Further, in the advisory, the law firm "was careful to avoid
committing itself to an attorney-client relationship" merely by
accepting responses to its questionnaire. (81) The questionnaire's
language dispelled any prospect of such a relationship unless the
parties entered a separate fee agreement. (82) Consequently, one may
argue that the responders could not expect any confidentiality, since
pains were taken to avoid creating an attorney-client relationship. Of
course, though, in an initial contact meeting, representation is always
possible--this is the reason that the potential client is at the
lawyer's office and that the client provides information. (83)
However, drawing an inference of no confidentiality from the
advisory is a struggle, as the above analysis demonstrates. Such an
effort, however, should not be required to determine what level of
confidentiality a potential client may have intended, particularly when
the attorney-client privilege is at stake. Although some of the advisory
language arguably supported the district court's conclusion, other
language painted a different picture. (84) As the Ninth Circuit pointed
out, the use of plain English could have alleviated the privilege
dispute in the first place. (85) Instead, what the responders should
have expected when answering the questions was unclear. (86)
On the one hand, the law firm was limiting its role, but on the
other, the questionnaire was a client-solicitation exercise in which
references to law-related matters abounded: the questionnaire sought
information from injured Paxil users or their loved ones; the
information was sought by a law firm pursuing litigation, possibly a
class action that may involve a settlement; responders were advised not
to acquiesce in requests for medical records from Paxil's
manufacturer; and responders were told that they may be referred to
local counsel because not every state's law is the same concerning
these claims. (87) One could readily assert that the advisory was, thus,
a law-related one which reinforced a responder's expectation of
confidentiality, akin to an initial intake meeting with counsel.

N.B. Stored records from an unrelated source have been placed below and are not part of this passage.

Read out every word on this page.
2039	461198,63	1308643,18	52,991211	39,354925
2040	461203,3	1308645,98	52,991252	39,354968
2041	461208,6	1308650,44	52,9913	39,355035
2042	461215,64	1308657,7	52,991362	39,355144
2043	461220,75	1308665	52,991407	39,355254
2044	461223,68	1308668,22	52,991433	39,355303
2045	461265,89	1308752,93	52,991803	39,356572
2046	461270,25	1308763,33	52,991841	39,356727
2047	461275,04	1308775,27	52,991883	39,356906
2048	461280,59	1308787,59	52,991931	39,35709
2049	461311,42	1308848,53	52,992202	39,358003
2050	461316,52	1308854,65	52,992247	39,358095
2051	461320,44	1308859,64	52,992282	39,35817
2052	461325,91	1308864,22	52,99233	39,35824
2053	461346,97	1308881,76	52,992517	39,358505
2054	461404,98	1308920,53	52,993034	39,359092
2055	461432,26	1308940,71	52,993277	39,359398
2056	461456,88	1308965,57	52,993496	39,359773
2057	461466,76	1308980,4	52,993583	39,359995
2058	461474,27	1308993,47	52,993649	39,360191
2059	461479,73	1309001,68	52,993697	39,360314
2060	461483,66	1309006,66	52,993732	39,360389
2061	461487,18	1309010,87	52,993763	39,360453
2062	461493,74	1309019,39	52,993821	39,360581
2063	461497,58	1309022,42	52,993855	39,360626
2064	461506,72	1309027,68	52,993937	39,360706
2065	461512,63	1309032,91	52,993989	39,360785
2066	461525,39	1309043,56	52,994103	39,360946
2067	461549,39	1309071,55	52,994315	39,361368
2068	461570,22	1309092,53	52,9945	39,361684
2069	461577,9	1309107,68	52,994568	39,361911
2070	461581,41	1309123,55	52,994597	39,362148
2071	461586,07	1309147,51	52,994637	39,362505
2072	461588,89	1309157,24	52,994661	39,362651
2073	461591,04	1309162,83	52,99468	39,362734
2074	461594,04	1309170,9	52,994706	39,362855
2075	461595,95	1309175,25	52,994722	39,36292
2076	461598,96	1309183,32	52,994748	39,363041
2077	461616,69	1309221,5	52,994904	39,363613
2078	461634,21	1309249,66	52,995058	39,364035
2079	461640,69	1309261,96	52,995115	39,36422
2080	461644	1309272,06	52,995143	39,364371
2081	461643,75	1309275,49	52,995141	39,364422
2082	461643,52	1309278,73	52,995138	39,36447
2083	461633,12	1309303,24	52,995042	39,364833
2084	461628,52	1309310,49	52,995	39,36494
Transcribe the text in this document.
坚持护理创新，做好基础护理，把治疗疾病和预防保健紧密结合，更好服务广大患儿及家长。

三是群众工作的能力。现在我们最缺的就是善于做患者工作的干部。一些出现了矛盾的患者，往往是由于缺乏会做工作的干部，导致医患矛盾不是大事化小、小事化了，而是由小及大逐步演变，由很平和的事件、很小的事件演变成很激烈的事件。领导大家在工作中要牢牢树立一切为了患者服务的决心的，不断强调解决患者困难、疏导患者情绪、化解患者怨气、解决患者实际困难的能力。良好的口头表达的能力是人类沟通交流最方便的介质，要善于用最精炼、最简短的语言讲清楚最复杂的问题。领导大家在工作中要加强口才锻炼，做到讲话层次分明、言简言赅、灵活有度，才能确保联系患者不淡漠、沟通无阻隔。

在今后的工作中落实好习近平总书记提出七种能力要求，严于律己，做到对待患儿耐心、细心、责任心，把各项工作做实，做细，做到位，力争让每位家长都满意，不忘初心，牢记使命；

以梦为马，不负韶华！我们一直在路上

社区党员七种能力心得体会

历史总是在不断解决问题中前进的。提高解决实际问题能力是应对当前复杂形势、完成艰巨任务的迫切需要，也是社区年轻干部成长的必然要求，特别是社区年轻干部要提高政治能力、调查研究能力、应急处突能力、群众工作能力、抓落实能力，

Consequently, the Ninth Circuit found that the questionnaire's
message about the law firm and responders' roles was ambiguous, and
that the district court had therefore erred in its reading of the
questionnaire. (88) Note, though, that the district court's
interpretation was not necessarily defective; rather, the district court
mistakenly presumed that the questionnaire-responders would come to the
same conclusion about confidentiality expectations that it did, even
though other interpretations were equally, if not more, valid.